Васильев хотел встать, прекратить эту игру в жмурки и прямо высказать свои сомнения, но похоже, что удобное время миновало, он ощутил нарастающую слабость, земля под ним мягко всколыхнулась, заворачивая бесшумно его, как начинку в раскатанный лист теста.

А потом было то, что он помнил ясно все эти годы, слишком ясно, чтобы забыть, как бы этого не хотелось.

Вспомнив все это (или придумав в бреду?) Васильев сделал окончательный вывод, и без того мучивший его, но лишь туманно, без доказательств, а теперь получивший последний довод: его фронтовой друг Веселов — предатель, возможно — вражеский агент, и уж во всяком случае. — подлец, которого не должна носить земля. Он рассказал все это сыну и взял с него обещание найти Веселова, и если не отомстить, то хотя бы высказать ему все в лицо, ибо неназванное зло намного страшнее — оно бесформенно, непроявленно и готово к новым разрушениям. Так считал Васильев-старший и в этом был убежден его сын Алеша. Он был горяч, ратовал за полное торжество добра и справедливости, ненавидел зло и воспринял рассказ отца как призыв к кровной мести. Тиль, мстящий за отца, стал его знаменем, девизом, что ли. Со всем вытекающим отсюда.

Чай был допит, и свежий был заварен, и уже остывал, когда Алеша закончил свой рассказ. Пришли Оксана с сыном, тишина разрушилась, и печальные тени прошлого отступили за окно, в плотную темноту зимнего вечера.

— Оставайся у нас, — предложил Веселов. — Поживем, попробуем разобраться.

— Нет! — вскинулся Алеша. — Я не смогу жить в этом доме. Здесь жил предатель.

Веселов не умел обижаться, хотя рассказанная история и уязвила его гордость.

— Но ведь я ни в чем не виноват, — сказал он. — Я рос без отца и каким бы он ни был, это уже не важно.

— Нет, важно. Откуда ты знаешь, может, он и сейчас вредит нам?

— А если бы ты застал его здесь? Он же агент, шпион, не боишься?

— Нет! Правда на моей стороне!

Веселов не любил высоких слов, ему всегда становилось неловко за того, кто произносил их всуе, словно на его глазах человек выскочил на улицу голым, открыто возглашая свой отказ от лицемерия и ханжества… Спасение было в одном — в шутке, в иронии, в том, что называется снижением стиля. Он чуть не высказал что-нибудь такое едкое, ерническое, бьющее наотмашь, как пощечина, но вовремя сдержался. Алеша Васильев не понимал юмора, это было видно сразу — чистый и прямой борец со вселенским злом не принимал никаких оттенков между черным и белым, тьмой и светом. Мир для него был прост — или яркое солнце добра и правды, или мрачная ночь зла и лжи, без рассветного тумана и вечных сумерек.
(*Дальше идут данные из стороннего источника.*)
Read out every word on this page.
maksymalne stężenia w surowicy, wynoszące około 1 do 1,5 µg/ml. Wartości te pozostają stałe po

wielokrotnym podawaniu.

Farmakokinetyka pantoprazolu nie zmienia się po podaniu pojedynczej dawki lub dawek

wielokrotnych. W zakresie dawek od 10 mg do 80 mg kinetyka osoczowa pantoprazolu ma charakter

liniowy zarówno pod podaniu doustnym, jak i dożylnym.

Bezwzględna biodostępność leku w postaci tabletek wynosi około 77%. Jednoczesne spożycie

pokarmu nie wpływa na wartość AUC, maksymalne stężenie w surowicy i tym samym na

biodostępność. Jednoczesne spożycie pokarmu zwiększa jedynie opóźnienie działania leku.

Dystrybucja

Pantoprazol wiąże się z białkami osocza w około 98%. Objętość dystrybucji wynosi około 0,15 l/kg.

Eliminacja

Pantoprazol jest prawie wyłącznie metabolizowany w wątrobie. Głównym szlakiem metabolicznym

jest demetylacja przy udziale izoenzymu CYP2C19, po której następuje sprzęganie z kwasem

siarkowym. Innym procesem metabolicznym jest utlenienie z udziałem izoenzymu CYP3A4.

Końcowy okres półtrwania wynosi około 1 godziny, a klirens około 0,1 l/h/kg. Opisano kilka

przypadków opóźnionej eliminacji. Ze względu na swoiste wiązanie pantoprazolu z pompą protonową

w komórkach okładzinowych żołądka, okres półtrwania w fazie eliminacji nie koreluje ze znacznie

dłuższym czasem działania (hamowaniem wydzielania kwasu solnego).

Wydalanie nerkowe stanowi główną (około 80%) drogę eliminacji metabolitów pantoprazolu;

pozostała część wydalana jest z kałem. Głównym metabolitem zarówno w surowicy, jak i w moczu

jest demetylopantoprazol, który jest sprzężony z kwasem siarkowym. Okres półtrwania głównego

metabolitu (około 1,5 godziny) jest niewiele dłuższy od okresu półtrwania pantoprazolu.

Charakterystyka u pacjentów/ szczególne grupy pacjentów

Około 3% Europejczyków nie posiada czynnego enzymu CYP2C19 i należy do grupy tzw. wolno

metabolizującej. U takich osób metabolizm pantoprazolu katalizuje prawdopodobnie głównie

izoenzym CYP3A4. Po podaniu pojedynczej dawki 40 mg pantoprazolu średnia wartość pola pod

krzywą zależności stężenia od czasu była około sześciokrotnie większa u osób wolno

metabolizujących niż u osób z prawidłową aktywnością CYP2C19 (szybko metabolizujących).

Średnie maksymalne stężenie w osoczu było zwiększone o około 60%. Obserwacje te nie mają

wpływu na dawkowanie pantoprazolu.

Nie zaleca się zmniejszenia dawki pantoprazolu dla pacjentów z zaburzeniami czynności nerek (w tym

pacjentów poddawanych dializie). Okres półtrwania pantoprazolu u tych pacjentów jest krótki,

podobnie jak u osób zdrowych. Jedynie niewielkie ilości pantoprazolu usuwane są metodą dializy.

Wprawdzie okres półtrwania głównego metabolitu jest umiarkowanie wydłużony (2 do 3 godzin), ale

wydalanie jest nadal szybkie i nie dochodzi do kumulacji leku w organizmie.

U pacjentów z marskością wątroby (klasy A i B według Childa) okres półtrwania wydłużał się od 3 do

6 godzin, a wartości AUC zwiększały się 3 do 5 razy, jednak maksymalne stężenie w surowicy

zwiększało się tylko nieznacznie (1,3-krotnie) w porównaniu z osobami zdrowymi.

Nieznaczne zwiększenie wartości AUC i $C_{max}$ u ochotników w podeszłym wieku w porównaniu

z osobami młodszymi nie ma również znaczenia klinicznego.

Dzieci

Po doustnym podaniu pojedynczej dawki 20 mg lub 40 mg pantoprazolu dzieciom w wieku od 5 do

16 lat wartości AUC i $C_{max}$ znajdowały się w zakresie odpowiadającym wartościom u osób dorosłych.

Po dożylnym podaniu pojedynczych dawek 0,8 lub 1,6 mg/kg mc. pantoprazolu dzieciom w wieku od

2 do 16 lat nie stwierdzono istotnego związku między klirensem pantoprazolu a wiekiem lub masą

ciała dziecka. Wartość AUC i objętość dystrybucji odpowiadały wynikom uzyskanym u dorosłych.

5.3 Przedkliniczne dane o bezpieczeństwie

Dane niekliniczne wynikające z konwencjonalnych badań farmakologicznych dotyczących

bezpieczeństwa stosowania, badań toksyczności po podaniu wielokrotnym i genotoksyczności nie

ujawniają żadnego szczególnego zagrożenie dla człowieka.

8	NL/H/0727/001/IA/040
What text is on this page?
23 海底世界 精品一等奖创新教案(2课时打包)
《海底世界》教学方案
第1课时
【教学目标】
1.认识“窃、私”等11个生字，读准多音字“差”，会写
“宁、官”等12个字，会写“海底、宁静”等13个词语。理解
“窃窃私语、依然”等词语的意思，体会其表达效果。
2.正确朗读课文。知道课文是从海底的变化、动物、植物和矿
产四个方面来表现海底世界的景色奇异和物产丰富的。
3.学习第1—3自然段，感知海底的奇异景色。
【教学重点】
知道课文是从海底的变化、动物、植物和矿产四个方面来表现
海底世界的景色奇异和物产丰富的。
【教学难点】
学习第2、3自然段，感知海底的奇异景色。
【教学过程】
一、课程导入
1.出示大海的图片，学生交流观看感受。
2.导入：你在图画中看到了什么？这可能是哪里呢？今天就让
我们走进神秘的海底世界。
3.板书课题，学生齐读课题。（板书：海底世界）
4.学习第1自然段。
— Безнаказанность развращает, — сказал Алексей в тот вечер, — и любое преступление должно быть оплачено, любое! Ни время, ни расстояние не должно укрывать предателя. Место Иуде — на осине!

— А не ищешь ли ты предательство там, где его нет?

— Но твой отец предатель!

— И твой был назван предателем и чуть не расстрелян. Его оправдали, но уже потом. А что если и ты несправедливо обвиняешь честного человека? Где же разница между судьями твоего отца и тобой?

— Судьи моего отца — сами предатели! — легко нашел довод Алеша.

— А ты не умеешь ошибаться? У тебя ведь нет прямых доказательств вины моего отца.

— А почему он сбежал? Получил письмо от моего отца и сбежал, заметая следы? Он боялся встречи, боялся разоблачения, бросил жену, тебя бросил, спасая свою шкуру! Разве этого мало? Так поступают только подлецы, предатели и трусы!

— А если была другая причина? Может, все это — лишь совпадение?

— Что еще может быть? Все и так ясно.

— Сам бы хотел знать, — вздохнул Веселов.

— И где его искать — тоже не знаешь? — напрямую спросил Алеша.

— А зачем? Чтобы отомстить за твоего отца?

— Чтобы узнать правду, — сказал Алеша, понемногу остывая. — Тот случай в сорок четвертом году изменил судьбу и наших родителей, и нас самих. Мы должны узнать правду.

— Мы? — насмешливо спросил Веселов. — Разве ты — не одинокий мститель? Я буду твоим другом Ламме?

Они чуть не подрались, если бы Оксана не развела их. Она не вмешивалась в разговор, но Веселов, зная ее характер, уже мог предвидеть завтрашние ехидные реплики насчет того, что яблочко от яблони недалеко катится… Алеша быстро закипал, но и остывал быстро. Дело кончилось тем, что Веселов принес бронзовую шаманскую бляху и показал Алеше.